Sistema de entrega e “surfe viral”: o coronavírus induz as células infectadas a emitirem prolongamentos de membrana, chamados de filopódios, que podem ser usados para ampliar a infecção de três diferentes formas.
“Como o filopódio de uma célula toca na outra, a partícula viral que está aderida ao filopódio é levada até a célula vizinha, criando um tipo de sistema de entrega de vírus”, explica Débora. Ao se conectar ao filopódio, o coronavírus induz um movimento de deslocamento rápido em direção ao corpo da célula, conhecido como ‘surfe viral’.
“É como se ele ativasse um trilho, acelerando a sua chegada ao corpo da célula. Outros vírus, como Sars, Ebola e Marburg, também usam o mesmo mecanismo”, explicou a pesquisadora. Por fim, existe a possibilidade de o filopódio retrair, puxando o coronavírus para dentro da célula.
Na imagem produzida por microscopia eletrônica de varredura e colorida para facilitar a visualização, as partículas virais estão em azul. As células aparecem em verde e alguns filopódios são apontados por pontas de seta. A seta vermelha indica um filopódio que alcança a célula vizinha.
Alterações celulares: a imagem 1 mostra uma célula com diversos núcleos (N), também chamada de sincício, que é formada pela fusão de células, evidenciando a perda da arquitetura celular básica. As gotas lipídicas (LD), que aparecem na imagem 2, são acúmulos de gordura e podem constituir reservas energéticas necessárias para o processo de replicação viral. As mitocôndrias, que produzem energia para o funcionamento celular, aparecem espessadas e com vacúolos, como mostram as setas na imagem 3, o que sinaliza a degeneração dessas organelas.
Já a aparência escura da área destacada na imagem 4 indica intensa atividade dos ribossomos. Essas organelas são responsáveis pela síntese de material genético e de proteínas e, durante a infecção, são direcionadas para produção das cópias virais. “Vemos que a célula fica totalmente ativada e orientada para a produção da progênie viral. Ao longo do tempo, acontece um desgaste que leva à morte celular”, diz Débora.
Compartimentos da replicação: dois compartimentos importantes para a replicação viral são flagrados nas imagens produzidas por microscopia eletrônica. No alto, há a vesícula de dupla membrana (DMV) e, dentro dela, há presença de material elétron-denso [asterisco] e filamentos semelhantes a RNA [setas amarelas] indicando a atividade de replicação do genoma em curso.
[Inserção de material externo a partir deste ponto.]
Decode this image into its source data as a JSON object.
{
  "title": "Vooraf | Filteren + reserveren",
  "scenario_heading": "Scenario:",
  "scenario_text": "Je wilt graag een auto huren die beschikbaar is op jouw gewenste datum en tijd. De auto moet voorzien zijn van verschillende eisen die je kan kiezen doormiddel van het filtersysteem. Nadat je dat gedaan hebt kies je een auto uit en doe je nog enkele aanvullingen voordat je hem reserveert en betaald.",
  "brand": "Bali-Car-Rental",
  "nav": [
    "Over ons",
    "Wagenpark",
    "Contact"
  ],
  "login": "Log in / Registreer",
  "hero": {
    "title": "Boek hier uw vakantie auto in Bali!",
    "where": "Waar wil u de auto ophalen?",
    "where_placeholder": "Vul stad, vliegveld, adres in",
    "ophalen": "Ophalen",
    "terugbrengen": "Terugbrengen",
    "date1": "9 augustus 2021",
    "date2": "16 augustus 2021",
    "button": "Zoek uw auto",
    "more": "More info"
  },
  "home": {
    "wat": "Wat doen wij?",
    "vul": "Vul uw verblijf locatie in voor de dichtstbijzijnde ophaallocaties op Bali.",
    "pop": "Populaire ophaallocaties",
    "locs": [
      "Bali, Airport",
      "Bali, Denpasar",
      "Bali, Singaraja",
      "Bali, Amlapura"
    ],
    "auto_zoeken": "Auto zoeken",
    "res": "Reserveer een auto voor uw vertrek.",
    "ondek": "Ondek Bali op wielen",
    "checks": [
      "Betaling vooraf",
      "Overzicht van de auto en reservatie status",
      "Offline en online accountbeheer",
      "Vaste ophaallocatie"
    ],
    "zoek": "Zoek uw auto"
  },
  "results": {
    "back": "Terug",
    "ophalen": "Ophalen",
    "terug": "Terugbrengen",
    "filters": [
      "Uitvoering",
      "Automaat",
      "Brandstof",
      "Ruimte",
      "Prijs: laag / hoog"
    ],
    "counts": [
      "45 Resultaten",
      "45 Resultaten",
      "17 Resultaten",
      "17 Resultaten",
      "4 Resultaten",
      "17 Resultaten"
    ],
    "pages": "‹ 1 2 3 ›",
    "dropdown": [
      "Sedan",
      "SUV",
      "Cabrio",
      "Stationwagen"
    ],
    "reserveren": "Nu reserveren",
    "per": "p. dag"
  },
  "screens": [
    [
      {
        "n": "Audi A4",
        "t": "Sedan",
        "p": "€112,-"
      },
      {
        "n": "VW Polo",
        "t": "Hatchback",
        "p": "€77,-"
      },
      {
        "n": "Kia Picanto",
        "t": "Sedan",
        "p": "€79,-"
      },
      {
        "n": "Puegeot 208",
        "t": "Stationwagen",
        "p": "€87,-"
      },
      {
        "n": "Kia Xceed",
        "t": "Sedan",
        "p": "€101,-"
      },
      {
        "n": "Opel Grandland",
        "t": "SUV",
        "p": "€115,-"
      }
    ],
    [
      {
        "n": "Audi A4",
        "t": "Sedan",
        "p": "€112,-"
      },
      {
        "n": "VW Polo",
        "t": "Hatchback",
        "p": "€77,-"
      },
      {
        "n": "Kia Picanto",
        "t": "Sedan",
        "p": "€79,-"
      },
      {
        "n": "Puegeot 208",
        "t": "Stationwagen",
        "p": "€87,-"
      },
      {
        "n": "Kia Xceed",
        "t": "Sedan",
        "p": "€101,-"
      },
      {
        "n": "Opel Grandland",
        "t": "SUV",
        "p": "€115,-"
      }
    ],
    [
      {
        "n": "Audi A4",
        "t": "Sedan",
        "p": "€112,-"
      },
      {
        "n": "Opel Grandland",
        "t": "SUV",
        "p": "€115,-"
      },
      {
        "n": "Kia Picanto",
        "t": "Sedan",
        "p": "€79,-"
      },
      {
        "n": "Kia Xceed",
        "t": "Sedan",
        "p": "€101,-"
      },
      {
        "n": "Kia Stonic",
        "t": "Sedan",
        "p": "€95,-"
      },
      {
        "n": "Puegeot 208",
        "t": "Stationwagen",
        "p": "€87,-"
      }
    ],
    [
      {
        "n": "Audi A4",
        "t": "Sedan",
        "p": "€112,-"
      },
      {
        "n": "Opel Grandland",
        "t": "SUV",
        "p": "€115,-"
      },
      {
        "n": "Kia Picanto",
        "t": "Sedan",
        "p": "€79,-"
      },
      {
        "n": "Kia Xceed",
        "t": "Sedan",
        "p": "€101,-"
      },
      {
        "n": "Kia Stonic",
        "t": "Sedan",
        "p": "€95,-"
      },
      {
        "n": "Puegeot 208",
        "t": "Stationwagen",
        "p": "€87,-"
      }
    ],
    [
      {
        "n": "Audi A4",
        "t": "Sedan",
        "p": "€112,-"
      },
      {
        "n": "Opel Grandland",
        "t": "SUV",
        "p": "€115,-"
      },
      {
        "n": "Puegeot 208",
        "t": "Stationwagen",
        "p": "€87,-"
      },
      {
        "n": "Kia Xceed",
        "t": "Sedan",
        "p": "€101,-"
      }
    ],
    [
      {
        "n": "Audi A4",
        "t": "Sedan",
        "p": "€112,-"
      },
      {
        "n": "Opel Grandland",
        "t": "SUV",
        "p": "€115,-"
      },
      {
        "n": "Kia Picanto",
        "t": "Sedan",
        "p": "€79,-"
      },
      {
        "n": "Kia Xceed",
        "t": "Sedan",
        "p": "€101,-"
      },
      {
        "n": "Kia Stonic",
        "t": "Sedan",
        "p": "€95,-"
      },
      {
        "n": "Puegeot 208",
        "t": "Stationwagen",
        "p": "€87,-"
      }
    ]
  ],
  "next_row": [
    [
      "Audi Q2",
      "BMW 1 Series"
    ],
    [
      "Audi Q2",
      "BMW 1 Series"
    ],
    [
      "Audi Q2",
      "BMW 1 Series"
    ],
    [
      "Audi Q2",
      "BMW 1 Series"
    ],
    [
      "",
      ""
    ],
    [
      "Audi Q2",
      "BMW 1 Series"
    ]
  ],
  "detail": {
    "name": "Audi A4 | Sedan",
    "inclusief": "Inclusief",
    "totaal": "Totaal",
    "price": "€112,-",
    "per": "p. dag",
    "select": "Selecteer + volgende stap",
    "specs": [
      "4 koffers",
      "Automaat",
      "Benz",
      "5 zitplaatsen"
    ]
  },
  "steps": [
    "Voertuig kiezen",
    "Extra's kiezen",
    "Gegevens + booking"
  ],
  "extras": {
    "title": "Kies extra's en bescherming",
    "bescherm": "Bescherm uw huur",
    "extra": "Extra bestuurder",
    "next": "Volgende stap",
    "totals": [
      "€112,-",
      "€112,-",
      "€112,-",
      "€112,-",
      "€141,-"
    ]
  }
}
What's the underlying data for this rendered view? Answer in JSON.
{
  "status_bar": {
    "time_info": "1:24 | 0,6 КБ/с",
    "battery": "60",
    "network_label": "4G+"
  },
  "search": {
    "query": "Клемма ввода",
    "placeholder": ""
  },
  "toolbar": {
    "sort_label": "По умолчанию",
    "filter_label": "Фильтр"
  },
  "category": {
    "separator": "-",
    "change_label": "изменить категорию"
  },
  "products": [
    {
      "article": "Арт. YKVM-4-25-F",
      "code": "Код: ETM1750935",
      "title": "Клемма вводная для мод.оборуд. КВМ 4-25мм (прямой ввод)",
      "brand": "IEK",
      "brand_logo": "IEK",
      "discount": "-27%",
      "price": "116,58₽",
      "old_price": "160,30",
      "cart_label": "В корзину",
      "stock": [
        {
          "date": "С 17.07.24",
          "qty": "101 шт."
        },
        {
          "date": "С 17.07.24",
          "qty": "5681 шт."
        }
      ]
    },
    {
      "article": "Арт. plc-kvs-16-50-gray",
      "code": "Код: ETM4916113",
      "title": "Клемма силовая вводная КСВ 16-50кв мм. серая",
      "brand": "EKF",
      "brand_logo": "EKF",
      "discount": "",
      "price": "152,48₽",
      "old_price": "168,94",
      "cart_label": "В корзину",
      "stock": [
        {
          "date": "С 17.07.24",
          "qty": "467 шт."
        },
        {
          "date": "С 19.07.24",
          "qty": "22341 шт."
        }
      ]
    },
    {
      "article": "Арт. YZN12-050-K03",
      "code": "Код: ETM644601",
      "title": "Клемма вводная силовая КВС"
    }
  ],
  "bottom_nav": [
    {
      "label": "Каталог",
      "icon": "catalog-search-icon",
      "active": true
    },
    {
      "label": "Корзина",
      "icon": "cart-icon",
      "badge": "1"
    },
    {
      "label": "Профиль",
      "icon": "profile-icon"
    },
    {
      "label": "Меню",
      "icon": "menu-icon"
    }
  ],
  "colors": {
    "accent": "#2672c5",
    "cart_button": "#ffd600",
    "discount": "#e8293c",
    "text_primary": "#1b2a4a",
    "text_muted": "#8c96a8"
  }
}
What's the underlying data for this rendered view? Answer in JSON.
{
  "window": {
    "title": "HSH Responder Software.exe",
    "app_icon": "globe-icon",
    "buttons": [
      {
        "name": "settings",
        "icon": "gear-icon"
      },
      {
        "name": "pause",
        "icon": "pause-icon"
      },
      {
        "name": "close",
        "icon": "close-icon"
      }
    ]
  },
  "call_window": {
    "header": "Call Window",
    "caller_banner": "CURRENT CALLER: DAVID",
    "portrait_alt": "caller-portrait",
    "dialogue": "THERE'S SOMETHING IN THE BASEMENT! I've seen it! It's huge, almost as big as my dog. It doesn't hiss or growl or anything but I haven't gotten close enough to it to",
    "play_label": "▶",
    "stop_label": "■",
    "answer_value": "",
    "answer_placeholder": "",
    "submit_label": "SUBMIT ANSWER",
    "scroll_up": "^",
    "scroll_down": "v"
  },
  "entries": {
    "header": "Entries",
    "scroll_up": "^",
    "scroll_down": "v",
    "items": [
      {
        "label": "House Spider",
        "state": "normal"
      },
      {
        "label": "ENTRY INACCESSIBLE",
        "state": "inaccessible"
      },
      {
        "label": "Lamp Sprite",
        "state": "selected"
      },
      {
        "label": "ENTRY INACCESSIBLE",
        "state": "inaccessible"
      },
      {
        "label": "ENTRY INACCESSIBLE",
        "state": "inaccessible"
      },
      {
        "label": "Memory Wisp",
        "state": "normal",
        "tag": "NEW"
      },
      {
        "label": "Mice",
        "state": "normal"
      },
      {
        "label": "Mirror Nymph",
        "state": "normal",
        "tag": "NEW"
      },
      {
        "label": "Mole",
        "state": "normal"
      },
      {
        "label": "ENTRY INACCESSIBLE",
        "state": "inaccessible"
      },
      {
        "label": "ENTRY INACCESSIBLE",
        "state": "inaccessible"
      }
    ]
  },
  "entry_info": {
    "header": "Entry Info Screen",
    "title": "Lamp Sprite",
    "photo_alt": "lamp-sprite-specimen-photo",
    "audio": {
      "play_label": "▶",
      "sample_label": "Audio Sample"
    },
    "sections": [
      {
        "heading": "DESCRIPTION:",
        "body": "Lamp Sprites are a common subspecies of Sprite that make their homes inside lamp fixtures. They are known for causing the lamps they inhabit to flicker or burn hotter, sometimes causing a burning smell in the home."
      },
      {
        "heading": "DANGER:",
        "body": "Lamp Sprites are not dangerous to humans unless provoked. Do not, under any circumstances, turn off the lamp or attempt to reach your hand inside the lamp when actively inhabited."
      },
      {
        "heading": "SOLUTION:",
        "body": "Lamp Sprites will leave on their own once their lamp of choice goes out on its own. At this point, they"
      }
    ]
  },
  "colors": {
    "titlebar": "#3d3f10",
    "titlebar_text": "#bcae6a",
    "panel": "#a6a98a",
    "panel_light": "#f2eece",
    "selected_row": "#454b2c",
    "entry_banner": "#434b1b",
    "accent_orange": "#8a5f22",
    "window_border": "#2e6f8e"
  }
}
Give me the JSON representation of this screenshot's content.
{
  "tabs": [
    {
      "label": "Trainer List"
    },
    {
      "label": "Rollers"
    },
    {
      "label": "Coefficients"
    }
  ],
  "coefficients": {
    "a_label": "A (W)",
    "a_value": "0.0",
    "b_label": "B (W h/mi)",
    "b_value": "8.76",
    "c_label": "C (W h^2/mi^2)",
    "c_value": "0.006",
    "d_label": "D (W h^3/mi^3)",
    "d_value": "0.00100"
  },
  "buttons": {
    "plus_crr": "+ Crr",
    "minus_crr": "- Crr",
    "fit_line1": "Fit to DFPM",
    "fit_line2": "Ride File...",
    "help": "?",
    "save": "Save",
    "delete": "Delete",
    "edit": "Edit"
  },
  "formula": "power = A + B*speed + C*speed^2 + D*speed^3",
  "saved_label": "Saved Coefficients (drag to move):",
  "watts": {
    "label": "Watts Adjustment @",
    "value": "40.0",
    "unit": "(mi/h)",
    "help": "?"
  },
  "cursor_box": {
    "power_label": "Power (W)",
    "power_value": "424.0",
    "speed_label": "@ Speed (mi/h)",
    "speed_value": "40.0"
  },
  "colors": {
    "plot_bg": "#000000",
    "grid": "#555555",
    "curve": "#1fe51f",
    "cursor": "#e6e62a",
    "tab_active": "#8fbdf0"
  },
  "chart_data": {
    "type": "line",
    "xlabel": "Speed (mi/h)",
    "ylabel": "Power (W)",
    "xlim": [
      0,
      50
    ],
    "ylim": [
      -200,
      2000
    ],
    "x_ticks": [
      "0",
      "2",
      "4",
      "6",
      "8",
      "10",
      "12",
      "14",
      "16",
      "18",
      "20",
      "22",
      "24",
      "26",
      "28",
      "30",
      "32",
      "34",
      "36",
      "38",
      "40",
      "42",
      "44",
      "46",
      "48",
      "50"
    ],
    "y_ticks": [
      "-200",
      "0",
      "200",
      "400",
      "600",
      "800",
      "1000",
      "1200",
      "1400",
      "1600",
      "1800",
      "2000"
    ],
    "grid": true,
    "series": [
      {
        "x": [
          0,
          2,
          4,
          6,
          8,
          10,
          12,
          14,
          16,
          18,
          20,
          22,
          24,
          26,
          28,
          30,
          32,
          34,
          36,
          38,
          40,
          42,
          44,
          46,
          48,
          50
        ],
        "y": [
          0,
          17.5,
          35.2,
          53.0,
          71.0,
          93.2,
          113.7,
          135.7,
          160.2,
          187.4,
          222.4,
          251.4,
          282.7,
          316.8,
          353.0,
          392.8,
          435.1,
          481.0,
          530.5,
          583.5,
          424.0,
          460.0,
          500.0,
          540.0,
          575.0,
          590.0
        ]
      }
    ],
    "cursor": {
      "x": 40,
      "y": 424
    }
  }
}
Derivada da organela celular chamada de retículo endoplasmático rugoso (RER), a vesícula de dupla membrana constitui o principal local de replicação do coronavírus. Ao lado dela, aparece a vesícula intermediária (IV), onde é possível ver algumas partículas virais já formadas, apontadas por setas pretas.
Acesse o vídeo, para ver o modelo tridimensional, que mostra a interação entre a vesícula de dupla membrana [DMV, em vermelho] e a vesícula intermediária [IV, em roxo]. Através de um processo chamado de brotamento, as partículas virais replicadas [em azul] atravessam da vesícula de dupla membrana para a vesícula intermediária, que conduzirá a progênie viral para fora da célula.
Liberação dos vírus: a imagem mostra o momento exato em que as partículas virais replicadas [algumas indicadas por setas] deixam a célula. O processo é chamado de exocitose. “As vesículas intermediárias, que contêm a progênie viral, migram para a periferia da célula e ocorre a exocitose. Assim, as partículas infecciosas são liberadas para o meio extracelular, onde poderão propagar a infecção”, explicou Débora.
Liderado pelo Laboratório de Morfologia e Morfogênese Viral do Instituto Oswaldo Cruz, o trabalho foi realizado em parceria com os laboratórios de Vírus Respiratórios e do Sarampo e de Imunofarmacologia do Instituto. A pesquisa também teve colaboração de pesquisadores do Núcleo de Laboratórios de Microscopia do Inmetro; do Centro de Desenvolvimento Tecnológico em Saúde da Fiocruz e da Universidade Federal do Rio de Janeiro.